237 The treating general practitioner, Dr Hargreaves, and neurosurgeon, Mr Han, do not consider the plaintiff has a capacity for suitable employment. This view is effectively shared by Dr Sutcliffe and Mr Brownbill.
238 Mr Brownbill thought, on probability, the plaintiff would not be able to pursue employment in a regular or ongoing fashion. Ms Sutcliffe considered the plaintiff had a theoretical capacity for employment only for a maximum of four days a week, three hours a day in niche, protected employment with an extensive range of restrictions involved.
239 Whilst practitioners relied upon by the defendants, Dr Fraser, Dr Yong, Dr Barton and Dr Lange, consider the plaintiff has the capacity to do a range of jobs suggested the vocational reports, I accept the plaintiff’s evidence that he could not engage in such work in a reliable and regular manner because of his level of back pain and his problems with lifting, bending, twisting, turning, reached, prolonged sitting and standing.

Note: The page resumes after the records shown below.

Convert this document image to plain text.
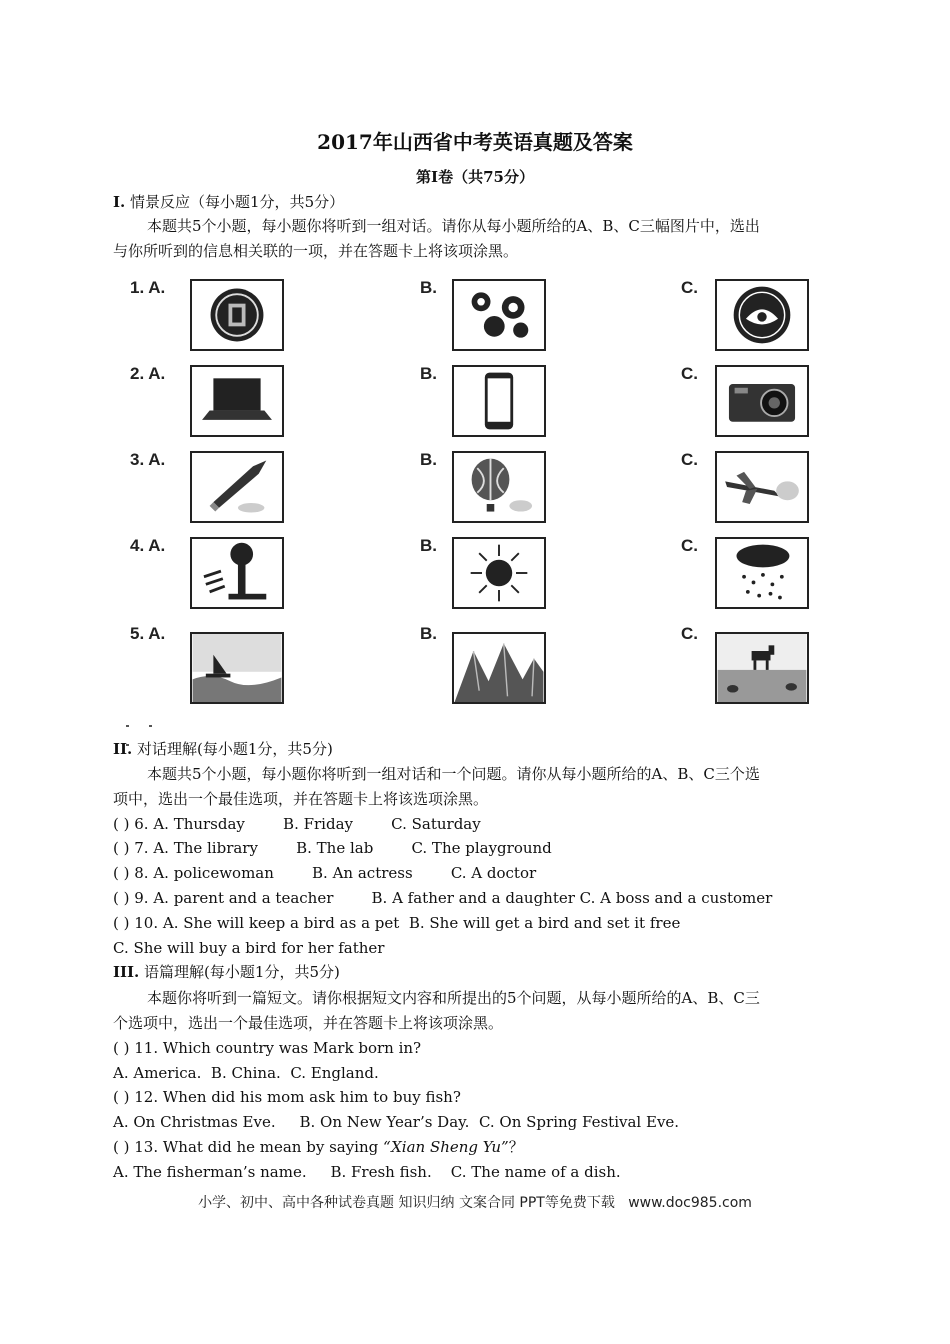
2017年山西省中考英语真题及答案
第Ⅰ卷（共75分）
I. 情景反应（每小题1分，共5分）
本题共5个小题，每小题你将听到一组对话。请你从每小题所给的A、B、C三幅图片中，选出
与你所听到的信息相关联的一项，并在答题卡上将该项涂黑。
1. A.	B.	C.
2. A.	B.	C.
3. A.	B.	C.
4. A.	B.	C.
5. A.	B.	C.
II. 对话理解(每小题1分，共5分)
本题共5个小题，每小题你将听到一组对话和一个问题。请你从每小题所给的A、B、C三个选
项中，选出一个最佳选项，并在答题卡上将该选项涂黑。
( ) 6. A. Thursday        B. Friday        C. Saturday
( ) 7. A. The library        B. The lab        C. The playground
( ) 8. A. policewoman        B. An actress        C. A doctor
( ) 9. A. parent and a teacher        B. A father and a daughter C. A boss and a customer
( ) 10. A. She will keep a bird as a pet  B. She will get a bird and set it free
C. She will buy a bird for her father
III. 语篇理解(每小题1分，共5分)
本题你将听到一篇短文。请你根据短文内容和所提出的5个问题，从每小题所给的A、B、C三
个选项中，选出一个最佳选项，并在答题卡上将该项涂黑。
( ) 11. Which country was Mark born in?
A. America.  B. China.  C. England.
( ) 12. When did his mom ask him to buy fish?
A. On Christmas Eve.     B. On New Year’s Day.  C. On Spring Festival Eve.
( ) 13. What did he mean by saying “Xian Sheng Yu”？
A. The fisherman’s name.     B. Fresh fish.    C. The name of a dish.
小学、初中、高中各种试卷真题 知识归纳 文案合同 PPT等免费下载   www.doc985.com
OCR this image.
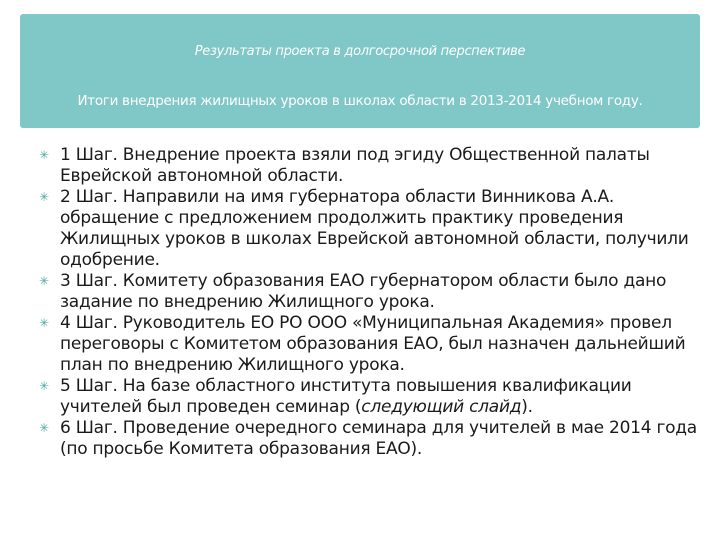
Результаты проекта в долгосрочной перспективе
Итоги внедрения жилищных уроков в школах области в 2013-2014 учебном году.
✳ 1 Шаг. Внедрение проекта взяли под эгиду Общественной палаты Еврейской автономной области.
✳ 2 Шаг. Направили на имя губернатора области Винникова А.А. обращение с предложением продолжить практику проведения Жилищных уроков в школах Еврейской автономной области, получили одобрение.
✳ 3 Шаг. Комитету образования ЕАО губернатором области было дано задание по внедрению Жилищного урока.
✳ 4 Шаг. Руководитель ЕО РО ООО «Муниципальная Академия» провел переговоры с Комитетом образования ЕАО, был назначен дальнейший план по внедрению Жилищного урока.
✳ 5 Шаг. На базе областного института повышения квалификации учителей был проведен семинар (следующий слайд).
✳ 6 Шаг. Проведение очередного семинара для учителей в мае 2014 года (по просьбе Комитета образования ЕАО).
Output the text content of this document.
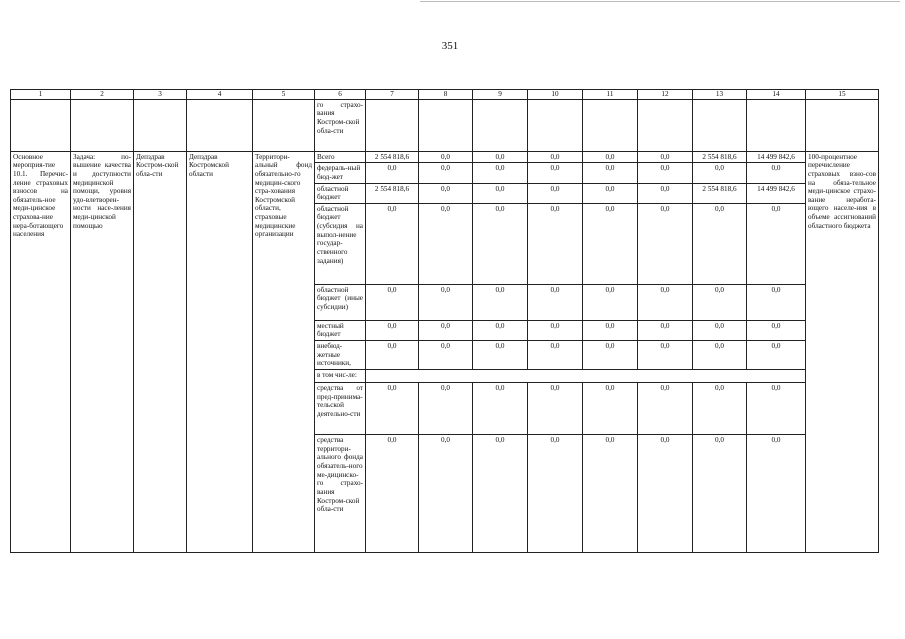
351
1	2	3	4	5	6	7	8	9	10	11	12	13	14	15
					го страхо-вания Костром-ской обла-сти									
Основное мероприя-тие 10.1. Перечис-ление страховых взносов на обязатель-ное меди-цинское страхова-ние нера-ботающего населения	Задача: по-вышение качества и доступности медицинской помощи, уровня удо-влетворен-ности насе-ления меди-цинской помощью	Депздрав Костром-ской обла-сти	Депздрав Костромской области	Территори-альный фонд обязательно-го медицин-ского стра-хования Костромской области, страховые медицинские организации	Всего	2 554 818,6	0,0	0,0	0,0	0,0	0,0	2 554 818,6	14 499 842,6	100-процентное перечисление страховых взно-сов на обяза-тельное меди-цинское страхо-вание неработа-ющего населе-ния в объеме ассигнований областного бюджета
					федераль-ный бюд-жет	0,0	0,0	0,0	0,0	0,0	0,0	0,0	0,0	
					областной бюджет	2 554 818,6	0,0	0,0	0,0	0,0	0,0	2 554 818,6	14 499 842,6	
					областной бюджет (субсидия на выпол-нение государ-ственного задания)	0,0	0,0	0,0	0,0	0,0	0,0	0,0	0,0	
					областной бюджет (иные субсидии)	0,0	0,0	0,0	0,0	0,0	0,0	0,0	0,0	
					местный бюджет	0,0	0,0	0,0	0,0	0,0	0,0	0,0	0,0	
					внебюд-жетные источники,	0,0	0,0	0,0	0,0	0,0	0,0	0,0	0,0	
					в том чис-ле:									
					средства от пред-принима-тельской деятельно-сти	0,0	0,0	0,0	0,0	0,0	0,0	0,0	0,0	
					средства территори-ального фонда обязатель-ного ме-дицинско-го страхо-вания Костром-ской обла-сти	0,0	0,0	0,0	0,0	0,0	0,0	0,0	0,0	
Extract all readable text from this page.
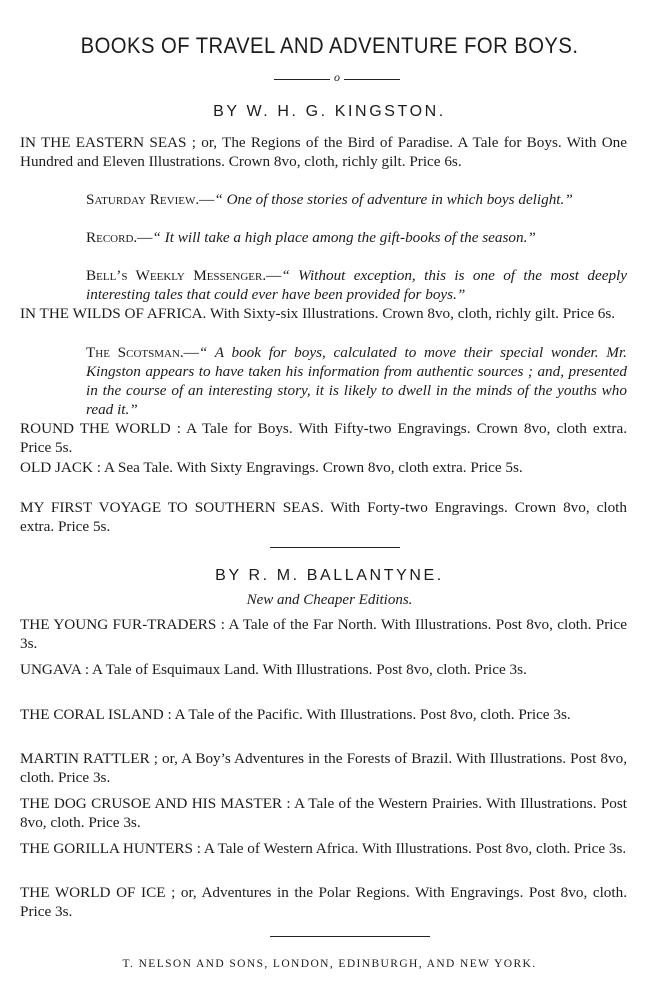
BOOKS OF TRAVEL AND ADVENTURE FOR BOYS.
o
BY W. H. G. KINGSTON.
IN THE EASTERN SEAS ; or, The Regions of the Bird of Paradise. A Tale for Boys. With One Hundred and Eleven Illustrations. Crown 8vo, cloth, richly gilt. Price 6s.
Saturday Review.—“ One of those stories of adventure in which boys delight.”
Record.—“ It will take a high place among the gift-books of the season.”
Bell’s Weekly Messenger.—“ Without exception, this is one of the most deeply interesting tales that could ever have been provided for boys.”
IN THE WILDS OF AFRICA. With Sixty-six Illustrations. Crown 8vo, cloth, richly gilt. Price 6s.
The Scotsman.—“ A book for boys, calculated to move their special wonder. Mr. Kingston appears to have taken his information from authentic sources ; and, presented in the course of an interesting story, it is likely to dwell in the minds of the youths who read it.”
ROUND THE WORLD : A Tale for Boys. With Fifty-two Engravings. Crown 8vo, cloth extra. Price 5s.
OLD JACK : A Sea Tale. With Sixty Engravings. Crown 8vo, cloth extra. Price 5s.
MY FIRST VOYAGE TO SOUTHERN SEAS. With Forty-two Engravings. Crown 8vo, cloth extra. Price 5s.
BY R. M. BALLANTYNE.
New and Cheaper Editions.
THE YOUNG FUR-TRADERS : A Tale of the Far North. With Illustrations. Post 8vo, cloth. Price 3s.
UNGAVA : A Tale of Esquimaux Land. With Illustrations. Post 8vo, cloth. Price 3s.
THE CORAL ISLAND : A Tale of the Pacific. With Illustrations. Post 8vo, cloth. Price 3s.
MARTIN RATTLER ; or, A Boy’s Adventures in the Forests of Brazil. With Illustrations. Post 8vo, cloth. Price 3s.
THE DOG CRUSOE AND HIS MASTER : A Tale of the Western Prairies. With Illustrations. Post 8vo, cloth. Price 3s.
THE GORILLA HUNTERS : A Tale of Western Africa. With Illustrations. Post 8vo, cloth. Price 3s.
THE WORLD OF ICE ; or, Adventures in the Polar Regions. With Engravings. Post 8vo, cloth. Price 3s.
T. NELSON AND SONS, LONDON, EDINBURGH, AND NEW YORK.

240 In cross-examination, the plaintiff explained his difficulty with the various jobs and his inexperience in a number of the suggested fields. Essentially, the plaintiff is a “hands on” man, not having worked in more sedentary roles. He has no particular skills or training and his computer use is basic. Prolonged sitting or standing would pose problems for him in a number of the suggested jobs, as would having to bend and lift stock.
241 Further, the plaintiff’s medication intake affects his ability to concentrate and would pose problems operating machinery or dealing with the public on a regular basis.
242 Having analysed the plaintiff’s evidence and that of the medical practitioners who have offered opinions on the plaintiff’s employability in suitable employment, I accept the plaintiff’s evidence that the suggested employment is not suitable as defined in s5 of the Act because it infringes the limitations placed upon him that he not engage in tasks which involve lifting, stretching or excessive use of his back.
243 Having considered the submissions of both counsel and read the transcript of the plaintiff’s evidence, the medical reports and vocational reports, I am satisfied the plaintiff has suffered a permanent loss of earning capacity of forty per cent within the meaning of s134AB(38)(e) of the Act as he does not have the capacity to earn in excess of $560 per week.
244 I am also required to consider issues of re-training and rehabilitation pursuant to ss(g).
245 In light of my findings as to the plaintiff’s impairment and his incapacity for employment, despite the plaintiff’s hopes to re-train, I am satisfied there is no rehabilitation or re-training that would be appropriate to be undertaken by him which would alter the situation that he has a permanent loss of earning capacity of forty per cent or more. As rehabilitation and re-training have nothing to offer the plaintiff in terms of his capacity for employment, the plaintiff has satisfied the requirements of s134AB(38)(g) of the Act.
246 Accordingly, I grant leave to the plaintiff to bring proceedings in relation to loss of earning capacity, in addition to pain and suffering.